驚きがことばになるまで--その回路、驚きが、いくつものことばを辿って、ことばをさがしながらさまよう。そのさまよいをどこまでていねいに描くことができるか。詩の出発は、たぶん、そういうところにある。ことばをさがす--知っていることばをつなぎながら、自分なりのことばの回路をつくるというところに。
北原千代「水の交わり」はエレベーターを描写するのに「水」ということばをつかったところから、独自の回路をとる。
透明な水をたふたふゆらし
まあたらしい靴がのぼっていきます
水がエレベーターに乗っているなんて!
夕陽を筒いっぱいにつめこんだエレベーター
「なんて!」と自分で驚いてしまっては、詩は逃げていくのだが、その逃げいてくものを北原はがんばって追いかけていく。そこがおもしろい。
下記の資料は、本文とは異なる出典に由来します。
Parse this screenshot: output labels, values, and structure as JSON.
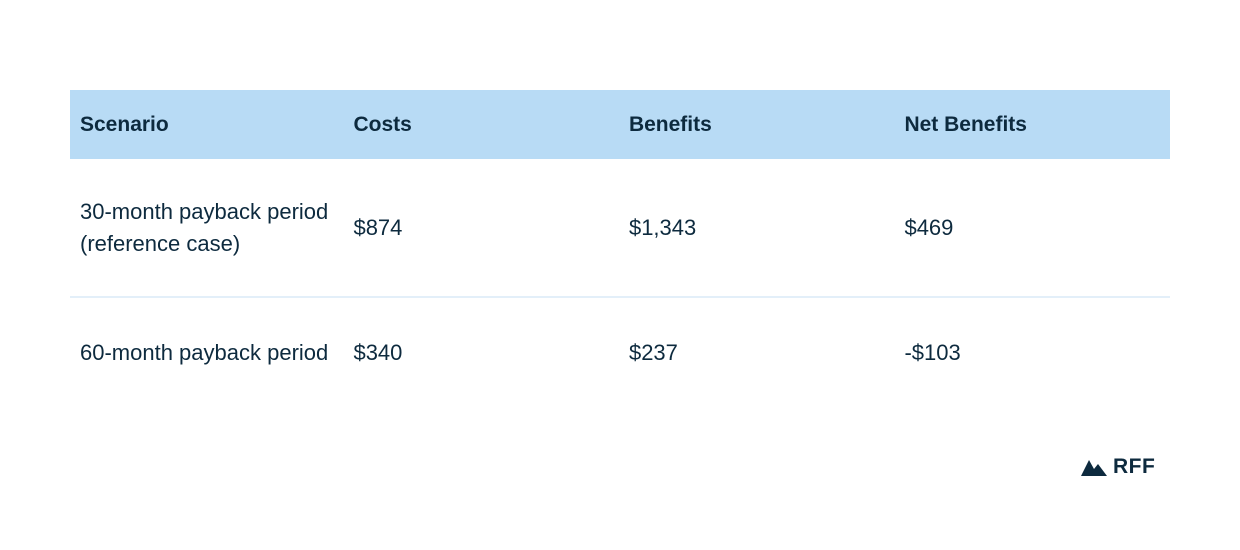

「水」ということばをつかったために、以後、世界が「水」を中心にして様子をかえていくのである。
空中庭園のまんなか
噴水が虹色に回っています
芝生に小鳥が来ています
イチジクの堅い実
枝に毛虫が来ています
イチジクの木の根っこ
交わる水と水
音さやかに
混ざると水は何色になりますか
うすい藍色とうすいバイオレットに分かれ
どちらもやっぱり水のまま
うすい藍色のアダムは靴をはき
心臓をだいじそうに抱えて立ち上がりました
驚いている芝生のうえで
うすいバイオレットは水たまりの姿勢で
うしろすがたの赤紫の夕陽に手をふっています
蒸発するまで
たぶん心臓になんらかの問題をかかえる連れ合いとひさびさに外出してきたときのことを書いているのだと思う。シースルーエレベーターにのって空中庭園へ来た。そのときシースルーエレベーターは「水」を積んでいるように見えた。そのエレベーターに乗る時、ふたりは「水」になる。「水」にまじる。それでもやっぱり、それぞれの「色」をもっている。独立している。独立しているけれど、おなじ「水」として触れ合っている。ふたりはもちろん、世界のすべてと。芝生さえ、そのとき、「水」の一種である。「水」とつながっている。
連れ合いアダムが藍色で、北原イヴはバイオレット。イヴはひとりで立って歩くアダムを「水たまり」のようにしずかに横たわった姿でみつめている。水平に--は、たぶん垂直のものはアダムの障害になりかねないからだろうけれど。
とてもやさしい。
もしかすると、私の誤読かもしれない。ふたりの外出は、私の夢想かもしれない。けれど、その夢想は私をやさしい気持ちにしてくれる。
「水」を見るために、シースルーエレベーターを見に行きたい、という気持ちにしてくれる。
詩は、ふたりが夜になって空中庭園から地上におりてくるところまで書いているが、その最後が、また非常に余韻がある。
ああ、雨のにおいです
「水」が「雨」を呼び寄せたのだ。「雨」そのものではなく「におい」ということろに、深い「肉体」の余韻を感じる。